France blocks websites accused of condoning terrorism

Screengrab | Customers wishing to connect to are redirected to a warning

France has blocked five websites accused of condoning terrorism, in the first use of new government powers that came into force in February, the interior ministry said on Monday.


One of the sites - al-Hayat Media Center - is accused of links to the Islamic State group, the ministry said.

The site "" has also been blocked since the end of last week.

"I do not want to see sites that could lead people to take up arms on the Internet," Interior Minister Bernard Cazeneuve said.

"I make a distinction between freedom of expression and the spread of messages that serve to glorify terrorism. These hate messages are a crime."

The ban order was given to Internet service providers, who had 24 hours to take "all necessary measures to block the listing of these addresses" under the new rules.

An interior ministry official acknowledged that a ban on the host or publisher sites, which remain unidentified, would have been more effective than Internet providers receiving blocking orders.

"We are in an evaluation and trial phase," he said.

Despite this flaw, the ministry said that similar operations would target "dozens" of other sites.

The new rules were introduced as part of a package of counter-terrorism measures approved by parliament in November.

Critics argued they could breach citizens' rights by bypassing the need for a judge to make the banning orders.

Other powers of the counter-terrorism measures include the right to stop people travelling out of the country if they are suspected of trying to join jihadist groups.

Six French citizens aged between 23 and 28 had their passports and identity cards confiscated in February for a period of six months.

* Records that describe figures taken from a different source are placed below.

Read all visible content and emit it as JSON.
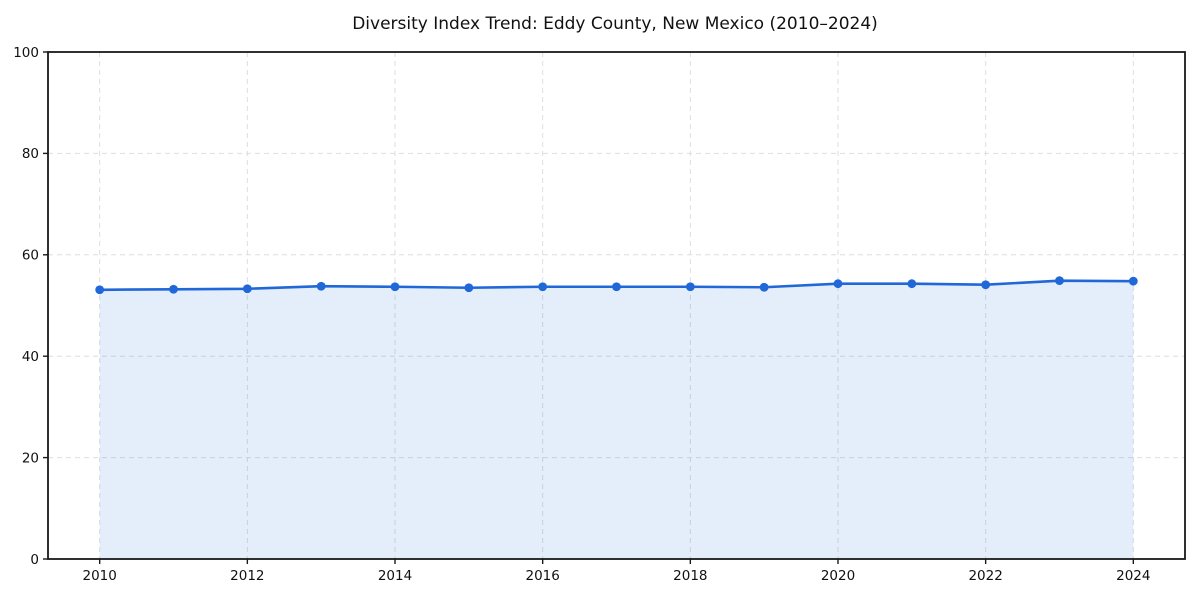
{
  "chart_data": {
    "type": "line",
    "title": "Diversity Index Trend: Eddy County, New Mexico (2010–2024)",
    "x": [
      2010,
      2011,
      2012,
      2013,
      2014,
      2015,
      2016,
      2017,
      2018,
      2019,
      2020,
      2021,
      2022,
      2023,
      2024
    ],
    "series": [
      {
        "name": "Diversity Index",
        "values": [
          53.1,
          53.2,
          53.3,
          53.8,
          53.7,
          53.5,
          53.7,
          53.7,
          53.7,
          53.6,
          54.3,
          54.3,
          54.1,
          54.9,
          54.8
        ]
      }
    ],
    "xlabel": "",
    "ylabel": "",
    "xlim": [
      2009.3,
      2024.7
    ],
    "ylim": [
      0,
      100
    ],
    "x_tick_values": [
      2010,
      2012,
      2014,
      2016,
      2018,
      2020,
      2022,
      2024
    ],
    "x_tick_labels": [
      "2010",
      "2012",
      "2014",
      "2016",
      "2018",
      "2020",
      "2022",
      "2024"
    ],
    "y_tick_values": [
      0,
      20,
      40,
      60,
      80,
      100
    ],
    "y_tick_labels": [
      "0",
      "20",
      "40",
      "60",
      "80",
      "100"
    ],
    "grid": "dashed",
    "legend_position": "none",
    "marker": "circle",
    "colors": {
      "line": "#2068d8",
      "marker": "#2068d8",
      "fill": "#2068d8",
      "fill_opacity": 0.12,
      "grid": "#dedede",
      "axis": "#1a1a1a",
      "title_text": "#111111",
      "tick_text": "#111111",
      "background": "#ffffff"
    }
  }
}
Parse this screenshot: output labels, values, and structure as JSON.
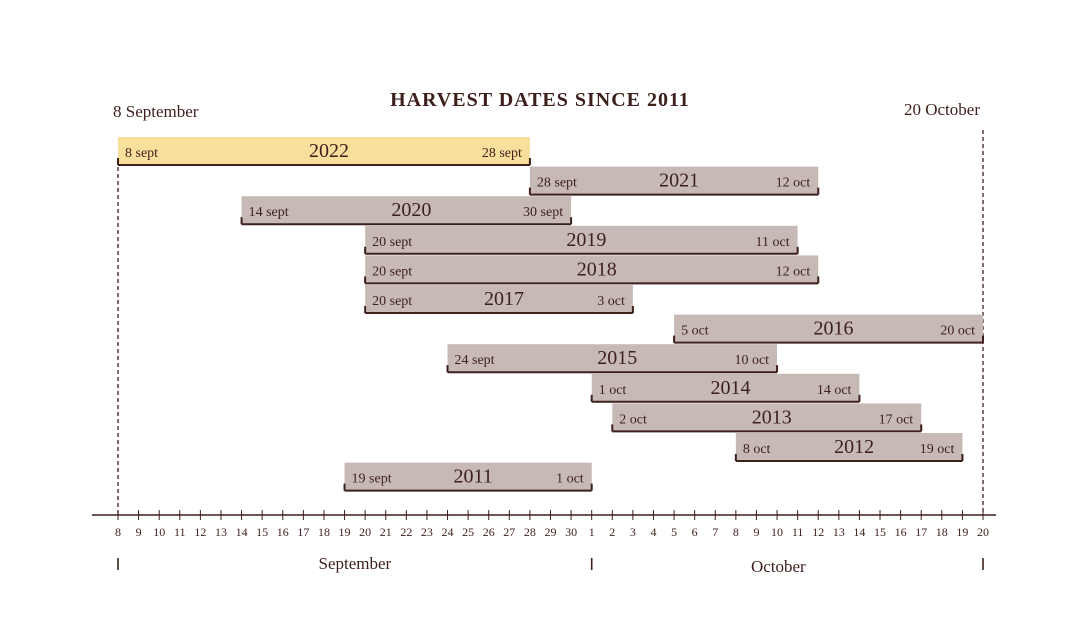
{
  "chart_data": {
    "type": "gantt",
    "title": "HARVEST DATES SINCE 2011",
    "range_start_label": "8 September",
    "range_end_label": "20 October",
    "x_range": [
      "8 September",
      "20 October"
    ],
    "colors": {
      "highlight_bar": "#f8df9c",
      "bar": "#c7bab6",
      "ink": "#3d1f1c"
    },
    "bars": [
      {
        "year": "2022",
        "start": "8 sept",
        "end": "28 sept",
        "highlight": true
      },
      {
        "year": "2021",
        "start": "28 sept",
        "end": "12 oct",
        "highlight": false
      },
      {
        "year": "2020",
        "start": "14 sept",
        "end": "30 sept",
        "highlight": false
      },
      {
        "year": "2019",
        "start": "20 sept",
        "end": "11 oct",
        "highlight": false
      },
      {
        "year": "2018",
        "start": "20 sept",
        "end": "12 oct",
        "highlight": false
      },
      {
        "year": "2017",
        "start": "20 sept",
        "end": "3 oct",
        "highlight": false
      },
      {
        "year": "2016",
        "start": "5 oct",
        "end": "20 oct",
        "highlight": false
      },
      {
        "year": "2015",
        "start": "24 sept",
        "end": "10 oct",
        "highlight": false
      },
      {
        "year": "2014",
        "start": "1 oct",
        "end": "14 oct",
        "highlight": false
      },
      {
        "year": "2013",
        "start": "2 oct",
        "end": "17 oct",
        "highlight": false
      },
      {
        "year": "2012",
        "start": "8 oct",
        "end": "19 oct",
        "highlight": false
      },
      {
        "year": "2011",
        "start": "19 sept",
        "end": "1 oct",
        "highlight": false
      }
    ],
    "tick_labels": [
      "8",
      "9",
      "10",
      "11",
      "12",
      "13",
      "14",
      "15",
      "16",
      "17",
      "18",
      "19",
      "20",
      "21",
      "22",
      "23",
      "24",
      "25",
      "26",
      "27",
      "28",
      "29",
      "30",
      "1",
      "2",
      "3",
      "4",
      "5",
      "6",
      "7",
      "8",
      "9",
      "10",
      "11",
      "12",
      "13",
      "14",
      "15",
      "16",
      "17",
      "18",
      "19",
      "20"
    ],
    "months": [
      "September",
      "October"
    ]
  }
}
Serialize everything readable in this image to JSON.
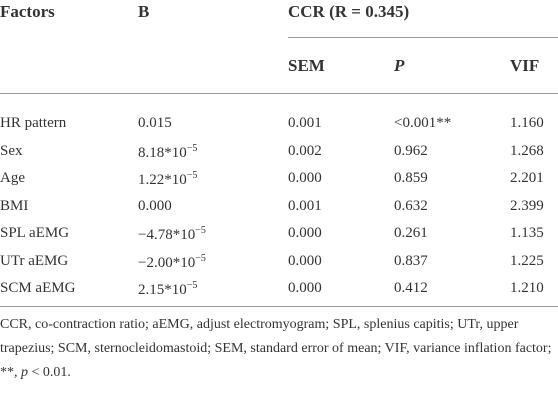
{
  "table": {
    "header": {
      "factors": "Factors",
      "b": "B",
      "group": "CCR (R = 0.345)",
      "sem": "SEM",
      "p": "P",
      "vif": "VIF"
    },
    "rows": [
      [
        "HR pattern",
        "0.015",
        "0.001",
        "<0.001**",
        "1.160"
      ],
      [
        "Sex",
        {
          "text": "8.18*10",
          "sup": "−5"
        },
        "0.002",
        "0.962",
        "1.268"
      ],
      [
        "Age",
        {
          "text": "1.22*10",
          "sup": "−5"
        },
        "0.000",
        "0.859",
        "2.201"
      ],
      [
        "BMI",
        "0.000",
        "0.001",
        "0.632",
        "2.399"
      ],
      [
        "SPL aEMG",
        {
          "text": "−4.78*10",
          "sup": "−5"
        },
        "0.000",
        "0.261",
        "1.135"
      ],
      [
        "UTr aEMG",
        {
          "text": "−2.00*10",
          "sup": "−5"
        },
        "0.000",
        "0.837",
        "1.225"
      ],
      [
        "SCM aEMG",
        {
          "text": "2.15*10",
          "sup": "−5"
        },
        "0.000",
        "0.412",
        "1.210"
      ]
    ]
  },
  "footnote": {
    "text": "CCR, co-contraction ratio; aEMG, adjust electromyogram; SPL, splenius capitis; UTr, upper trapezius; SCM, sternocleidomastoid; SEM, standard error of mean; VIF, variance inflation factor; **, ",
    "italic": "p",
    "end": " < 0.01."
  }
}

The order can be renewed.

Cazeneuve said at the time that 40 more people were likely to be barred from travelling in the coming weeks.

He visited California last month, meeting major Internet firms in a bid to improve information-sharing about online jihadist networks, and was due to meet Internet company bosses again in Paris in early April.

The interior ministry has set up a warning system through which friends and family can alert authorities about potential jihadist cases.

Cazeneuve said last month that the ministry had been alerted to over 1,000 cases and that "several dozen" planned trips to Syria and Iraq had been prevented as a result.

Some 1,400 people living in France have either joined the jihadist cause in Syria and Iraq or are planning to do so, Prime Minister Manuel Valls said in March.